A one-of-a-kind program in Greenfield, New Hampshire is teaching students with severe disabilities how to make maple syrup. The program is a full-featured agricultural/vocational curriculum called the Farm School.

The Crotched Mountain Foundation School is a non-profit K-12 school for children with mental health disorders, physical disabilities, or on the autism spectrum.

The Farm School is in the middle of maple syrup season.

Colby Hoover, age 15, is a day student at Crotched Mountain.
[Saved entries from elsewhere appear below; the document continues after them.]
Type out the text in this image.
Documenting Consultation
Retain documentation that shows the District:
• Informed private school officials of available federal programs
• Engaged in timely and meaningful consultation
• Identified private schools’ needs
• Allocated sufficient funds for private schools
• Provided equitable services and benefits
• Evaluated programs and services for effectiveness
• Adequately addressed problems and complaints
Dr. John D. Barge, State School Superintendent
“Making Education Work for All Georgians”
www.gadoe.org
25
He participates in the maple syrup making process.

"Going out collecting sap, tapping trees, checking the line - that stuff I'm all for," Hoover said.

Hoover is learning life skills through the process of making maple syrup from scratch.

"It's fun doing activities," Hoover said. "I'm more of a hands-on learner."

Crotched Mountain provides the kind of support that students like Colby need to discover what he loves.

"I love being a part of a team, because I'm surrounded by people that I like a lot," Hoover said. Although, he did admit there was one aspect of making maple syrup that he doesn't love: "The boiling part."

David Johnson is the Marketing Vice President. He said their main goal at the center is for students to gain their maximum independence.

Langdon Thorne, age 20, is also a student at Crotched Mountain who participates in the maple syrup-making process.

"I like that it gives me something to do, because I get bored sometimes," Thorne said.

The program allows the students to learn in ways that meet their own unique needs.

"I can brag to my parents and say 'I learned this today,'" Thorne said. "Patience and a lot of hard work."

These are skills that Langdon has learned through the maple making process. They are also life skills he can take with him long after he's left Crotched Mountain.

In 2017 the Crotched Mountain won the New Hampshire Maple Producers Association Maple Contest in the classrooms division. They won the $2000 prize last year and used the money for our new evaporator.